Tag Archives: Douglas Adams

FS 11 – NO FOUL BALL

9 Aug

PROG:36 – PLAY POOL!

Script: Kevin Gosnell

Art: Kevin O’Neil

Letters: Peter Knight

Plot: While mining for minerals on the surface of the moon it becomes clear that the entire moon is one large grey steel sphere. Pondering this an astronaut considers that the ‘answer’ to why it is so is ‘out there’ in the stars

Shock: The astronaut is right – for across the galaxy a giant alien is lining up a 50 groat bet to pot the ‘grey ball’ planet to the ‘top corner’. The moon is part of a giant game of pool!

Thoughts: Kevin Gosnell, Starlord’s editor and editorial droid at 2000Ad from progs 17-85, was to turn out to be a bit of a master at writing Future Shocks and this initial effort, while relying on a deus-ex ‘shock’ in the final panel, is certainly a nice idea and despatched in a page and a half. Planets as pool balls is hardly a revolutionary concept, although again date wise 2000AD beats Douglas Adams to the gag. Given two of his Hitch-hikers routines have now been published in 2000AD during the time he would have been formulating and writing the initial radio scripts for Hitch-hikers it is interesting to note the overlap. The Future Shock will be of primary interest as another early art outing for Kev O’Neil and some of his trade-mark touches are in evidence – notably the space vehicles are precursors to the style on Ro-Busters and Nemesis. The most enjoyable aspect of the strip are the panel breakdowns which are all over the place but accommodating of the narrative flow of the story – making the main page a very accomplished piece of eye-candy.
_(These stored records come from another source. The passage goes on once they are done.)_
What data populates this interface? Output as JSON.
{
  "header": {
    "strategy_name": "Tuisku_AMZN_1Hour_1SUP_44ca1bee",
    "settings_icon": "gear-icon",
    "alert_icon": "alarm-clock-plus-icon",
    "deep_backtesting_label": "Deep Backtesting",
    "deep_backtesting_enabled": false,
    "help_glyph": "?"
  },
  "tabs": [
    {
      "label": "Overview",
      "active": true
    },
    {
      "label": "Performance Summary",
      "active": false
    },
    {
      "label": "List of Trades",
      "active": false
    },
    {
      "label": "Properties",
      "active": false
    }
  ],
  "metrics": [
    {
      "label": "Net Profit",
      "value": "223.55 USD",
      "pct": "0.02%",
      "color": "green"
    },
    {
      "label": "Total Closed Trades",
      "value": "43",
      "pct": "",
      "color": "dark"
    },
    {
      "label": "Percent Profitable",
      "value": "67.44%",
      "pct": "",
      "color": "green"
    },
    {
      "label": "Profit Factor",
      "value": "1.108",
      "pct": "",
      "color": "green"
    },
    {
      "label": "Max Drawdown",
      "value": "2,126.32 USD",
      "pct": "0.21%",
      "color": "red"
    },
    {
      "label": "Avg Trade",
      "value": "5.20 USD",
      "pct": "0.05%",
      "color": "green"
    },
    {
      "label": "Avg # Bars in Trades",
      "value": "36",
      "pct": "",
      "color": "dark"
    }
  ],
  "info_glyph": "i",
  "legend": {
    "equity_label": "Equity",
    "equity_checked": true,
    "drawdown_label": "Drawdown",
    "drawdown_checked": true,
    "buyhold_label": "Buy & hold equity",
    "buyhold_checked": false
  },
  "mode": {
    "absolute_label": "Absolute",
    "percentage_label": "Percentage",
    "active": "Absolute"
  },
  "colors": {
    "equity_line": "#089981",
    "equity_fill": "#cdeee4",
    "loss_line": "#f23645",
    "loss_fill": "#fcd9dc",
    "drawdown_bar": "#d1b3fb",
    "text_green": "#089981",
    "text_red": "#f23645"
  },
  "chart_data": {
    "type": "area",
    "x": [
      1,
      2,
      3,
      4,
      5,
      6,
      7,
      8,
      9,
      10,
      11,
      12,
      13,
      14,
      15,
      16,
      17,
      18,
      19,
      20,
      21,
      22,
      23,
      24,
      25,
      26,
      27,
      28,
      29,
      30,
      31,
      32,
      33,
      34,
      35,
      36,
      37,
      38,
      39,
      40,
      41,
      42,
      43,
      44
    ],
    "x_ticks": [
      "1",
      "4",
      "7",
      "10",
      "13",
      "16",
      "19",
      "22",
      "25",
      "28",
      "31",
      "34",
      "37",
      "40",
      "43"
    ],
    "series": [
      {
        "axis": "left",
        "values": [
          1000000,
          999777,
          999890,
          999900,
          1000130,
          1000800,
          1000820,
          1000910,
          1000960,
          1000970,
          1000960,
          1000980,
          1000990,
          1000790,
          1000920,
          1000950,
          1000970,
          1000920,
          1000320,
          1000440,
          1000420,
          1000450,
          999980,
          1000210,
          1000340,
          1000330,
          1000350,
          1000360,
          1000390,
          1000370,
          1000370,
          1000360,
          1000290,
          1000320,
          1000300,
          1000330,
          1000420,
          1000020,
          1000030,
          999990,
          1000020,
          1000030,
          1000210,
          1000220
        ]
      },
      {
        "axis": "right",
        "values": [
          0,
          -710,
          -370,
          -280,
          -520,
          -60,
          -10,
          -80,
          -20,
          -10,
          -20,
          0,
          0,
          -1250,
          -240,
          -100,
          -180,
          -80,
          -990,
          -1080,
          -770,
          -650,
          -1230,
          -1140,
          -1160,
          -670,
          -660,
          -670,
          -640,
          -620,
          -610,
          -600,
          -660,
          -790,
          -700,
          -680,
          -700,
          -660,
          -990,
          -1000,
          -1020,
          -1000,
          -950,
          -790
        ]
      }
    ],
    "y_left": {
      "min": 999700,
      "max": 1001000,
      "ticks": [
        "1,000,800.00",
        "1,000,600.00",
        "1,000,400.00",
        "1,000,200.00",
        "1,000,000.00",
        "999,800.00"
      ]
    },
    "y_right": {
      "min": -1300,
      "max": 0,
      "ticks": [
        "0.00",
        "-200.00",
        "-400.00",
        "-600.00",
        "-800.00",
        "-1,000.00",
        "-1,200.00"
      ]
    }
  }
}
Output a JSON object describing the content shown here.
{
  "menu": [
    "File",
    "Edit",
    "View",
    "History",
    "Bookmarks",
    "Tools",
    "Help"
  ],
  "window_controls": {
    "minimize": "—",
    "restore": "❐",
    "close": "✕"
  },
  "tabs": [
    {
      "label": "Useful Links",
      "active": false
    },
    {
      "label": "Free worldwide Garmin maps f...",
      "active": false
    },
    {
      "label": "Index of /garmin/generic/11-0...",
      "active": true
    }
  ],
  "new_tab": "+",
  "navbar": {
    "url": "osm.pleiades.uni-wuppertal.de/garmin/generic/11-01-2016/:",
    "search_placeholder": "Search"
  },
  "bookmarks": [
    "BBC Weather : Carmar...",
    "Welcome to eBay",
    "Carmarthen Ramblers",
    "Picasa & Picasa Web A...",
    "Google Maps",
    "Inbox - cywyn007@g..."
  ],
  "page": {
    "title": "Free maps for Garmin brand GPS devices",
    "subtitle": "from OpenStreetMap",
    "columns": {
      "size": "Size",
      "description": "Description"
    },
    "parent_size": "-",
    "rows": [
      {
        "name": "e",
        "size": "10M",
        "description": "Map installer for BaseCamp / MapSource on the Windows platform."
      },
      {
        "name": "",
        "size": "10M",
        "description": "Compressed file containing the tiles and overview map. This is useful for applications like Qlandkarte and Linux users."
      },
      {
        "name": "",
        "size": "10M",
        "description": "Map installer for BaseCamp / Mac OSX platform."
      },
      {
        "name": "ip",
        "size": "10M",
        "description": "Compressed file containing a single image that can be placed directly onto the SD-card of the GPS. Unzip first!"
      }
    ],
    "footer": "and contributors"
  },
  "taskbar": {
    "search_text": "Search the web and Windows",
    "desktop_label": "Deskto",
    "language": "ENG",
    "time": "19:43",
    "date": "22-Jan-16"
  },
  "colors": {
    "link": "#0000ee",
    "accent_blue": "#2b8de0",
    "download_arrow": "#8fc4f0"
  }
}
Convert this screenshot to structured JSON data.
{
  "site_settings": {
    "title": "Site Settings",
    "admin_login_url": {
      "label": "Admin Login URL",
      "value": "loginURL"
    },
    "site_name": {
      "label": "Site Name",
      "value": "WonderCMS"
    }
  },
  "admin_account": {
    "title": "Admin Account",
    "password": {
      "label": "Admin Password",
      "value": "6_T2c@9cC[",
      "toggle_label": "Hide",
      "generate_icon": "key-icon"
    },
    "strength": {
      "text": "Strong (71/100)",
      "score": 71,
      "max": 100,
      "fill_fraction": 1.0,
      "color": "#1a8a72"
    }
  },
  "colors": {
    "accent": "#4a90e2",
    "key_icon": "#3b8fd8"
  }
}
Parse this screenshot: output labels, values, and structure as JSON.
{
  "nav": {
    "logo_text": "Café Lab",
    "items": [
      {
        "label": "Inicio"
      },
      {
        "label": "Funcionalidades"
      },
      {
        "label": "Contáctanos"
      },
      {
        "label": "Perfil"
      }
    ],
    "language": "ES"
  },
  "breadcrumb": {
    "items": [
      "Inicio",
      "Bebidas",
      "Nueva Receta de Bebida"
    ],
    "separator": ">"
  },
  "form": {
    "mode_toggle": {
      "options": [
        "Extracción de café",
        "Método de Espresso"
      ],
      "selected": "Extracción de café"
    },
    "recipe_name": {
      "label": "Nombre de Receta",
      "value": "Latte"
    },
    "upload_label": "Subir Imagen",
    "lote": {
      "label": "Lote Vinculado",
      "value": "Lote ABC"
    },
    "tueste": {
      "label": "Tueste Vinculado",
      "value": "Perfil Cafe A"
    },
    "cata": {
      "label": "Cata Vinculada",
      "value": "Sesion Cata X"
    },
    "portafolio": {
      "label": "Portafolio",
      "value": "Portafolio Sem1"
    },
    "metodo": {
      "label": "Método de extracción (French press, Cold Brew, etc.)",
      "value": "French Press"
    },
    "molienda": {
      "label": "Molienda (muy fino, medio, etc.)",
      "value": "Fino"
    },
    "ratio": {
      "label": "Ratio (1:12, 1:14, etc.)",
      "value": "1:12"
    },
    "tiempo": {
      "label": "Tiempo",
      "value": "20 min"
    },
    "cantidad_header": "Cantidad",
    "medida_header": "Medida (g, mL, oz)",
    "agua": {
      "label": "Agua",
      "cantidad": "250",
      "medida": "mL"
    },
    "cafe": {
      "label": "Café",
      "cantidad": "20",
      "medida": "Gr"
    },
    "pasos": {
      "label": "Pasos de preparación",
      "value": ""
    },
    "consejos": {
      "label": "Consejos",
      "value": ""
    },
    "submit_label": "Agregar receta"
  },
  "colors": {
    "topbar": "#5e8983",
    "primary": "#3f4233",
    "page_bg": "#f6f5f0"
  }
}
Shock’d? After a series of Future Shocks that try to tie the shock into the story Play Pool! is a return to the less satisfying format of a completely left-field event happening in the final panel. As the strip is no-more than an extended one panel gag it can be forgiven that any shock is simply due to the punchline being so abruptly inserted.

FS 3: A TINY VICTORY

5 Aug

PROG 27: FIRST CONTACT

Script: Alan Hebden

Art: Medraho

Letters: John Aldrich

Plot: At Heathrow airport planes are suspended mid-flight as an alien ship requests to land – the government, seizing the opportunity to make first contact readily agree but as the, still unseen, alien craft comes into land it garbles strange messages about an unidentified forest and being forced to land there. The government agents and military rush around nearby fields assuming the craft to be invisible

Shock : The alien craft is tiny and is crushed under-foot by one of the men searching for it

Thoughts: Third time lucky as seasoned and much under-valued 2000AD scribe Alan Hebden (Meltdown Man, Mean Team, Death Planet)  turns in the first classic Future Shock. Beautifully written it’s a great punchy tale packed with fantastic dialogue (‘Man! This is FOR REAL!‘) and several human characters driving the story onwards while teasing all the time at the shock to come.  While the problem of scale is hardly a novel one to Sci-Fi here is 2000AD making Douglas Adams’ jokes a year before him. Another anonymous studio European ‘Medraho’ gives great value in terms of characters, locations, a brilliant opening shot of a 747 and a lush final panel of the space-craft about to meet its doom. His art is also rather ‘english’ in its characterisations – more John Cooper than Jesus Redondo, and its a  ‘commando’ style that suits the tone of the piece. The story also has some crazy but effective panel layouts and an interesting, if failed, attempt at some lettering effects. As with the original future shock, King of the World, this tale makes great use of that ‘turning the page’ moment only a physical comic can give. Any collection of Future Shocks should open with this classic tale.

Shock’d? Oh yes. The humans keep talking about an invisible craft and the Alien’s have great technology to be able to freeze all air-flight so that they are smaller than a size ten shoe on the last page works really well.  For those that are interested the alien’s last words are ‘…..NO!!